Recordaron el contenido de la carta prácticamente entera, acompañándolo de contadas sonrisas semejantes a rayos de un sol de invierno. En su respuesta desde Bruselas, él le había escrito que era sin duda la carta más hermosa que había recibido aquella temporada en Europa del norte desde la parte más alejada del continente, los Balcanes occidentales, devorados de impaciencia por entrar en Europa.
La primera vez que se encontraron después de eso, él ardía en deseos de escuchar las palabras de la gitana. Transmitían, según él, una voluptuosidad diferente, procedente de un periodo oscuro, aunque largo, tremendamente prolongado.
Ella sentía deseos de llorar. No era buena señal que se recordaran las cartas de amor.
Él quiso escuchar esas palabras de la vieja en la cama, justo antes de hacer el amor. Ella se las repitió en voz baja, como se susurra una plegaria. A su pregunta de si, mientras le hablaba, la gitana le había pedido que le mostrara su sexo, ella le respondió que no hubo necesidad, ella se lo había descubierto por sí misma, no sabía muy bien por qué, de forma maquinal, como la primera vez… Oh, no, no tenía trazas de ser lesbiana. O más exactamente, en aquella exhalación suya de deseo el lesbianismo estaba probablemente fundido con todo lo demás… Pero bueno, tú eres un verdadero brujo…
Después de comer, los dos sintieron la necesidad de dormir una siesta. Cuando volvieron a salir, estaba cayendo el crepúsculo. Las coronas reales sobre la entrada de los hoteles que, según él, en la mayor parte de los países habían sido destrozadas por el terror, aunque fatigadas, continuaban en su sitio.
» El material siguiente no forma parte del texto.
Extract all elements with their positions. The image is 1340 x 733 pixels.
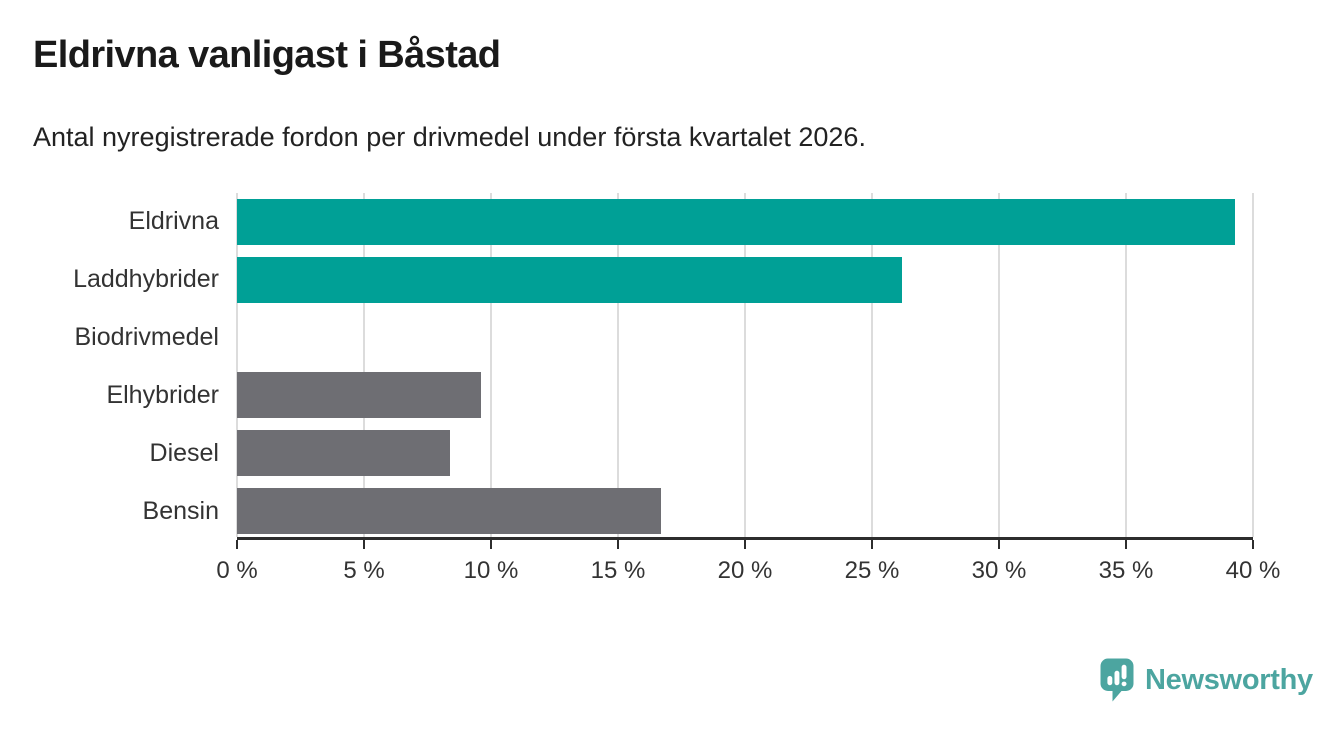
newsworthy-speech-bubble-bar-chart-icon — [1100, 658, 1134, 702]
bar-row-elhybrider — [237, 367, 1253, 425]
gridline-30 — [998, 193, 1000, 537]
category-label-eldrivna: Eldrivna — [128, 207, 219, 236]
gridline-10 — [490, 193, 492, 537]
x-axis-tick-label-35: 35 % — [1098, 557, 1154, 584]
plot-area — [236, 193, 1254, 549]
bar-elhybrider — [237, 372, 481, 419]
x-axis-tick-5 — [363, 540, 365, 549]
gridline-0 — [236, 193, 238, 537]
x-axis-tick-label-0: 0 % — [216, 557, 258, 584]
x-axis-tick-25 — [871, 540, 873, 549]
x-axis-tick-label-40: 40 % — [1225, 557, 1281, 584]
bar-row-diesel — [237, 424, 1253, 482]
x-axis-tick-10 — [490, 540, 492, 549]
bar-eldrivna — [237, 198, 1236, 245]
y-axis-category-labels: Eldrivna Laddhybrider Biodrivmedel Elhybrid… — [0, 193, 219, 540]
x-axis-tick-30 — [998, 540, 1000, 549]
gridline-20 — [744, 193, 746, 537]
category-label-biodrivmedel: Biodrivmedel — [74, 323, 219, 352]
x-axis-tick-15 — [617, 540, 619, 549]
newsworthy-logo-text: Newsworthy — [1145, 664, 1313, 696]
x-axis-tick-label-5: 5 % — [343, 557, 385, 584]
category-label-laddhybrider: Laddhybrider — [73, 265, 219, 294]
gridline-25 — [871, 193, 873, 537]
x-axis-tick-label-25: 25 % — [844, 557, 900, 584]
x-axis-tick-0 — [236, 540, 238, 549]
category-label-diesel: Diesel — [149, 438, 219, 467]
x-axis-tick-label-15: 15 % — [590, 557, 646, 584]
newsworthy-logo: Newsworthy — [1100, 658, 1313, 703]
bar-row-eldrivna — [237, 193, 1253, 251]
x-axis-tick-40 — [1252, 540, 1254, 549]
gridline-40 — [1252, 193, 1254, 537]
gridline-5 — [363, 193, 365, 537]
x-axis-tick-35 — [1125, 540, 1127, 549]
x-axis-tick-20 — [744, 540, 746, 549]
bar-row-laddhybrider — [237, 251, 1253, 309]
gridline-15 — [617, 193, 619, 537]
bar-row-bensin — [237, 482, 1253, 540]
x-axis-tick-label-10: 10 % — [463, 557, 519, 584]
bar-laddhybrider — [237, 256, 903, 303]
category-label-bensin: Bensin — [142, 496, 219, 525]
x-axis-tick-label-30: 30 % — [971, 557, 1027, 584]
chart-subtitle: Antal nyregistrerade fordon per drivmede… — [33, 122, 866, 152]
gridline-35 — [1125, 193, 1127, 537]
category-label-elhybrider: Elhybrider — [106, 380, 219, 409]
bar-row-biodrivmedel — [237, 309, 1253, 367]
x-axis-tick-labels: 0 % 5 % 10 % 15 % 20 % 25 % 30 % 35 % 40 % — [216, 557, 1280, 589]
bar-diesel — [237, 430, 451, 477]
bar-bensin — [237, 488, 662, 535]
chart-title: Eldrivna vanligast i Båstad — [33, 34, 501, 76]
x-axis-tick-label-20: 20 % — [717, 557, 773, 584]
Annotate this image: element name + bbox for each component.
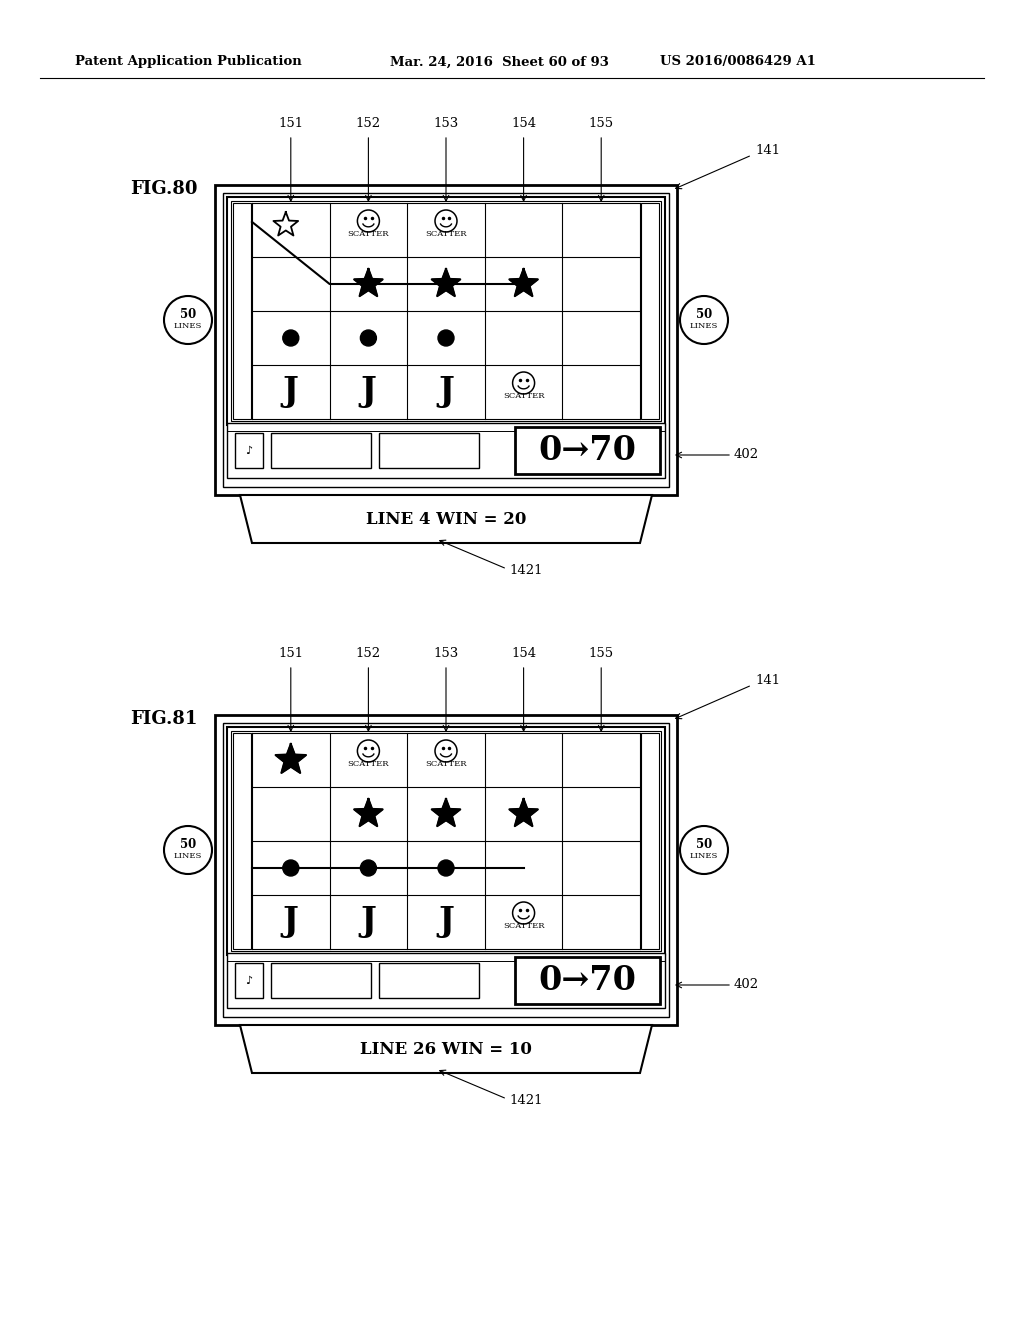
Text: J: J [360,906,377,939]
Text: J: J [438,375,454,408]
Text: 1421: 1421 [509,565,543,578]
Text: 153: 153 [433,117,459,129]
Circle shape [360,861,377,876]
Bar [223,723,669,1016]
Bar [215,185,677,495]
Text: 141: 141 [755,673,780,686]
Text: 1421: 1421 [509,1094,543,1107]
Bar [233,733,251,949]
Text: ♪: ♪ [246,446,253,455]
Text: Mar. 24, 2016  Sheet 60 of 93: Mar. 24, 2016 Sheet 60 of 93 [390,55,609,69]
Polygon shape [509,269,538,296]
Polygon shape [240,1026,652,1073]
Text: SCATTER: SCATTER [503,392,545,400]
Text: SCATTER: SCATTER [425,230,467,238]
Text: LINES: LINES [690,322,718,330]
Bar [223,193,669,487]
Text: 50: 50 [180,837,197,850]
Bar [515,426,660,474]
Polygon shape [432,269,460,296]
Bar [231,201,662,421]
Polygon shape [354,799,383,826]
Text: SCATTER: SCATTER [425,760,467,768]
Text: 152: 152 [355,647,381,660]
Circle shape [438,861,454,876]
Text: 154: 154 [511,647,537,660]
Text: Patent Application Publication: Patent Application Publication [75,55,302,69]
Text: 152: 152 [355,117,381,129]
Text: 155: 155 [589,117,613,129]
Bar [271,964,371,998]
Bar [234,964,263,998]
Bar [227,422,665,478]
Bar [641,203,659,418]
Text: FIG.80: FIG.80 [130,180,198,198]
Text: 151: 151 [279,117,303,129]
Bar [215,715,677,1026]
Circle shape [438,330,454,346]
Bar [227,953,665,1008]
Text: FIG.81: FIG.81 [130,710,198,729]
Polygon shape [509,799,538,826]
Polygon shape [240,495,652,543]
Text: 141: 141 [755,144,780,157]
Bar [231,731,662,950]
Text: LINE 4 WIN = 20: LINE 4 WIN = 20 [366,511,526,528]
Text: LINES: LINES [174,322,202,330]
Bar [234,433,263,469]
Text: 153: 153 [433,647,459,660]
Circle shape [283,861,299,876]
Text: 402: 402 [734,978,759,991]
Text: 154: 154 [511,117,537,129]
Text: 402: 402 [734,449,759,462]
Text: 0→70: 0→70 [539,434,637,467]
Text: J: J [438,906,454,939]
Text: SCATTER: SCATTER [503,921,545,931]
Polygon shape [275,744,306,774]
Circle shape [360,330,377,346]
Text: SCATTER: SCATTER [348,230,389,238]
Text: 50: 50 [696,837,712,850]
Text: US 2016/0086429 A1: US 2016/0086429 A1 [660,55,816,69]
Text: 50: 50 [696,308,712,321]
Text: J: J [283,375,299,408]
Bar [233,203,251,418]
Text: LINES: LINES [690,851,718,861]
Text: 155: 155 [589,647,613,660]
Text: SCATTER: SCATTER [348,760,389,768]
Bar [227,197,665,425]
Text: J: J [283,906,299,939]
Bar [271,433,371,469]
Text: ♪: ♪ [246,975,253,986]
Polygon shape [354,269,383,296]
Text: 0→70: 0→70 [539,964,637,997]
Circle shape [283,330,299,346]
Text: LINES: LINES [174,851,202,861]
Bar [379,964,479,998]
Text: 50: 50 [180,308,197,321]
Bar [641,733,659,949]
Bar [379,433,479,469]
Polygon shape [432,799,460,826]
Bar [515,957,660,1005]
Text: J: J [360,375,377,408]
Bar [227,727,665,954]
Text: LINE 26 WIN = 10: LINE 26 WIN = 10 [360,1040,531,1057]
Text: 151: 151 [279,647,303,660]
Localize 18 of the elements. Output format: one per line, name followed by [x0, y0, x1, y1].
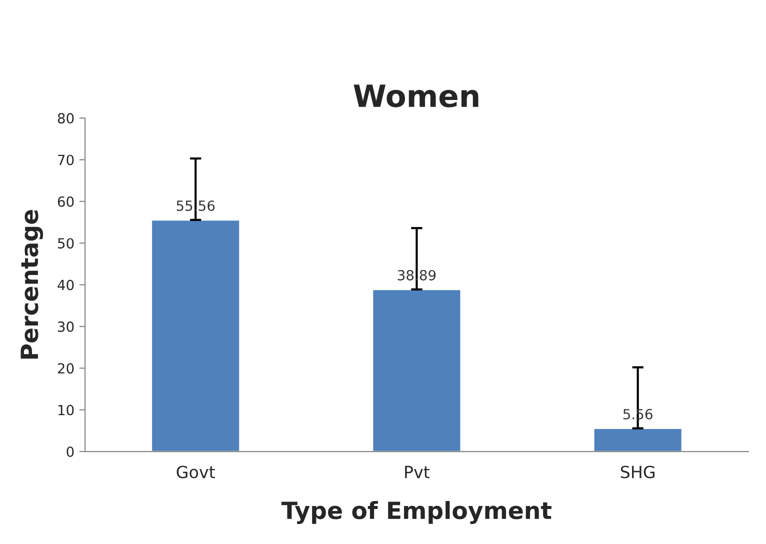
x-tick-label: Govt — [176, 466, 215, 478]
y-tick-label: 20 — [58, 363, 74, 374]
y-tick-label: 70 — [58, 154, 74, 166]
y-tick-label: 10 — [58, 404, 74, 416]
x-tick-label: SHG — [620, 466, 654, 478]
y-tick-label: 60 — [58, 196, 74, 207]
y-tick-label: 30 — [58, 321, 74, 332]
y-tick-label: 50 — [58, 238, 74, 249]
bar — [372, 288, 462, 452]
bar — [150, 219, 241, 452]
y-tick-label: 80 — [58, 113, 74, 124]
x-tick-label: Pvt — [405, 466, 430, 478]
x-axis-title: Type of Employment — [282, 500, 552, 524]
y-tick-label: 0 — [66, 446, 74, 457]
chart-title: Women — [354, 84, 478, 108]
bar — [592, 428, 683, 452]
y-axis-title: Percentage — [20, 210, 44, 359]
y-tick-label: 40 — [58, 280, 74, 290]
Se encontraron de nuevo al pie de la catedral de San Esteban, al final del paseo. Por efecto de la luz del ocaso, sus vitrales, como si se probaran distintas máscaras, cambiaban de reflejos, resucitando a veces y extinguiéndose otras.
Inclinado sobre su hombro, él le murmuraba palabras de amor. Ella casi no daba crédito a sus oídos. Hacía tiempo que tales expresiones se habían vuelto escasas, primero por parte de él, más tarde también por la suya.
Volvían a dejarse oír como una música olvidada, aunque irradiando cierto regusto de inverosimilitud. Nos hemos ido distanciando el uno del otro, decía él en un tono aún más dulce. Lo sorprendente era que a ella aquellas palabras no le parecían temibles, aunque deberían serlo en realidad. También la palabra «matrimonio» era entre ellos así, incierta, como propia de un sueño. Siete años atrás, cuando se encontraron allí por primera vez, ella había esperado en vano aquella palabra. Le llegaba ahora con excesivo retraso, y por si eso no fuera suficiente, cambiaba constantemente de signo. ¿Aceptas convertirte en mi ex mujer?
Estuvo a punto de interrumpirle: ¿Qué delirio es éste?, pero le pareció más razonable esperar. No era la primera vez que le parecía extraviado. Durante una de sus trifulcas telefónicas, había llegado a sugerírselo: Tú me aconsejas a mí que vaya al psiquiatra, pero tú estás bastante más necesitado que yo.
¿Convertirme en tu ex mujer?, le interrumpió por fin. ¿Es eso lo que has dicho o lo he soñado?